本篇分析加载配置文件后各个组件是如何运行的?

  加载完配置文件订阅者Application类会收到订阅信息执行:

  @Subscribe
  public synchronized void handleConfigurationEvent(MaterializedConfiguration conf) {
    stopAllComponents();
    startAllComponents(conf);
  }

  MaterializedConfiguration conf就是getConfiguration()方法获取的配置信息,是SimpleMaterializedConfiguration的一个实例。

  handleConfigurationEvent方法在前面章节(一)中有过大致分析,包括:stopAllComponents()和startAllComponents(conf)。Application中的materializedConfiguration就是MaterializedConfiguration
conf,stopAllComponents()方法中的materializedConfiguration是旧的配置信息,需要先停掉旧的组件,然后startAllComponents(conf)将新的配置信息赋给materializedConfiguration并依次启动各个组件。

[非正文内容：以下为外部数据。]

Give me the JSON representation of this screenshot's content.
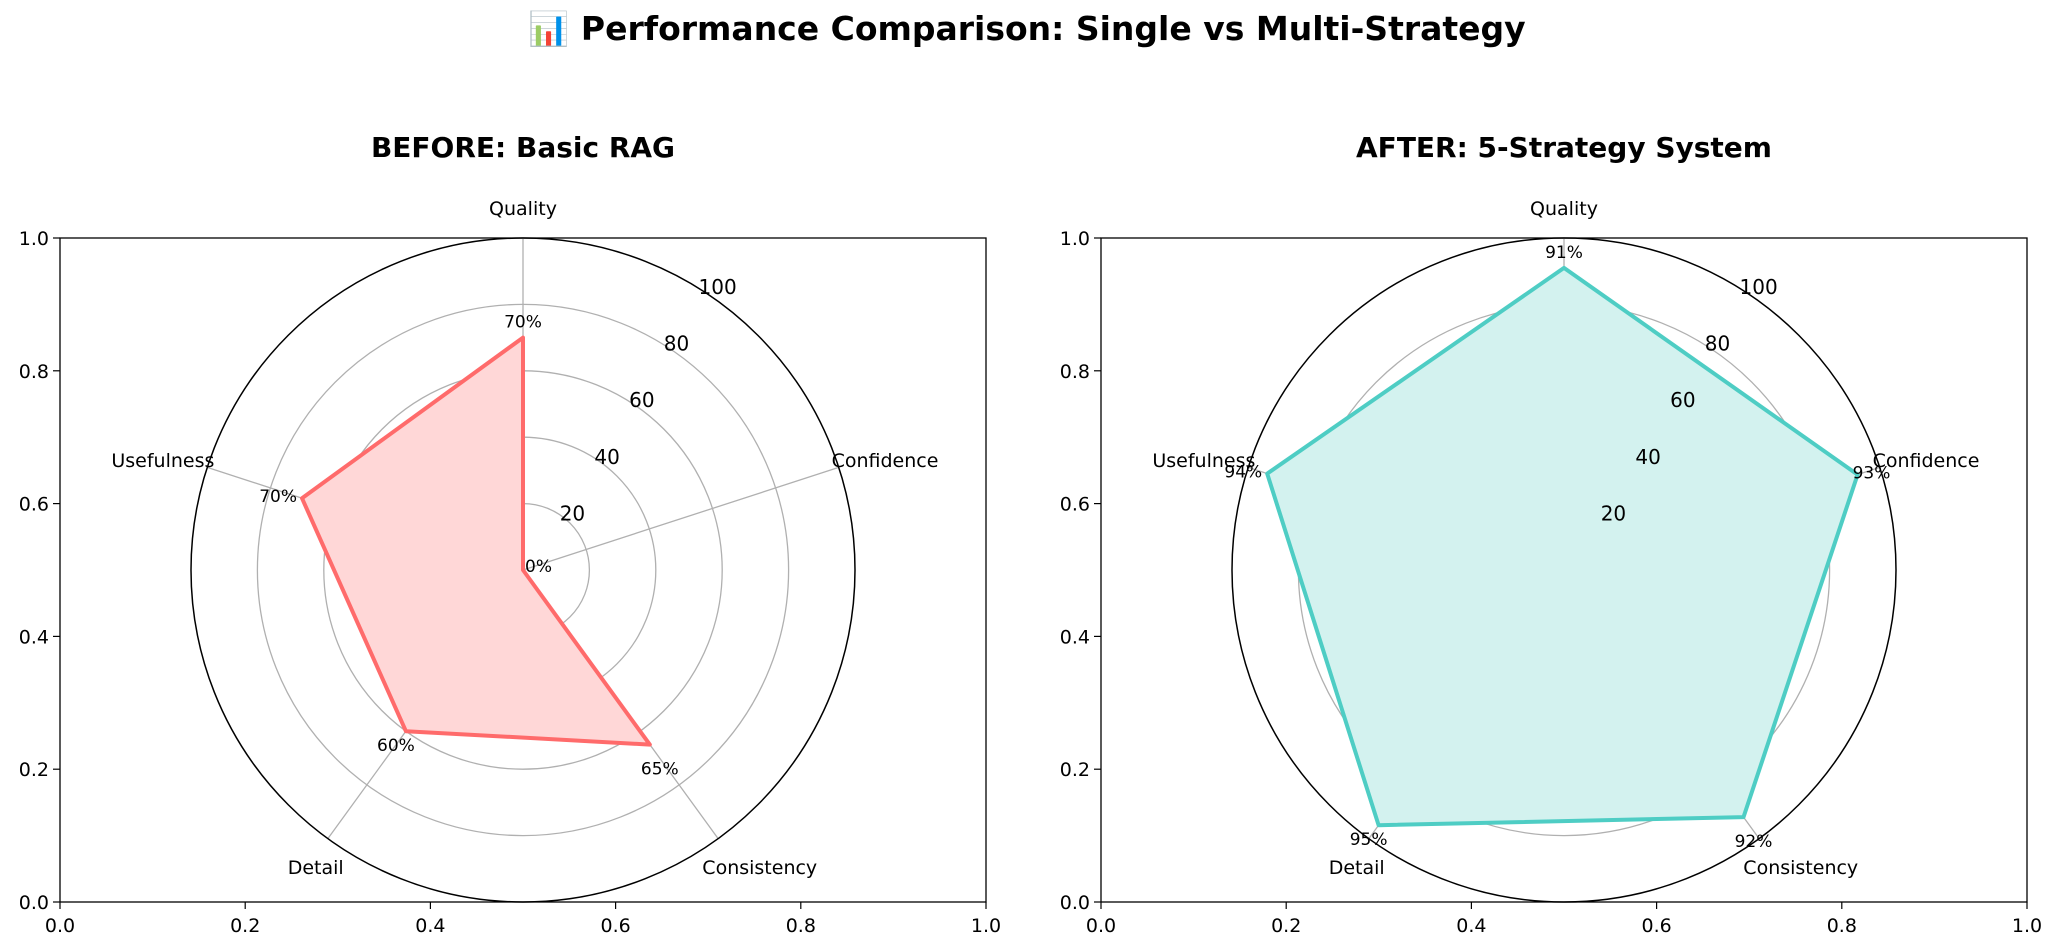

  1、先看startAllComponents(conf)方法。代码如下:

private void startAllComponents(MaterializedConfiguration materializedConfiguration) {//启动所有组件最基本的三大组件
    logger.info("Starting new configuration:{}", materializedConfiguration);

    this.materializedConfiguration = materializedConfiguration;

    for (Entry<String, Channel> entry :
      materializedConfiguration.getChannels().entrySet()) {
      try{
        logger.info("Starting Channel " + entry.getKey());
        supervisor.supervise(entry.getValue(),
            new SupervisorPolicy.AlwaysRestartPolicy(), LifecycleState.START);
      } catch (Exception e){
        logger.error("Error while starting {}", entry.getValue(), e);
      }
    }

    /*
     * Wait for all channels to start.等待所有channel启动完毕
     */
    for(Channel ch: materializedConfiguration.getChannels().values()){
      while(ch.getLifecycleState() != LifecycleState.START
          && !supervisor.isComponentInErrorState(ch)){
        try {
          logger.info("Waiting for channel: " + ch.getName() +
              " to start. Sleeping for 500 ms");
          Thread.sleep(500);
        } catch (InterruptedException e) {
          logger.error("Interrupted while waiting for channel to start.", e);
          Throwables.propagate(e);
        }
      }
    }

    for (Entry<String, SinkRunner> entry : materializedConfiguration.getSinkRunners()
        .entrySet()) {        //启动所有sink
      try{
        logger.info("Starting Sink " + entry.getKey());
        supervisor.supervise(entry.getValue(),
          new SupervisorPolicy.AlwaysRestartPolicy(), LifecycleState.START);
      } catch (Exception e) {
        logger.error("Error while starting {}", entry.getValue(), e);
      }
    }

    for (Entry<String, SourceRunner> entry : materializedConfiguration
        .getSourceRunners().entrySet()) {//启动所有source
      try{
        logger.info("Starting Source " + entry.getKey());
        supervisor.supervise(entry.getValue(),
          new SupervisorPolicy.AlwaysRestartPolicy(), LifecycleState.START);
      } catch (Exception e) {
        logger.error("Error while starting {}", entry.getValue(), e);
      }
    }

    this.loadMonitoring();
  }

  三大组件都是通过supervisor.supervise(entry.getValue(),new SupervisorPolicy.AlwaysRestartPolicy(), LifecycleState.START)启动的,其中,channel启动之后还要待所有的channel完全启动完毕之后才可再去启动sink和source。如果channel没有启动完毕就去启动另外俩组件,会出现错误,以为一旦sink或者source建立完毕就会立即与channel通信获取数据。稍后会分别分析sink和source的启动。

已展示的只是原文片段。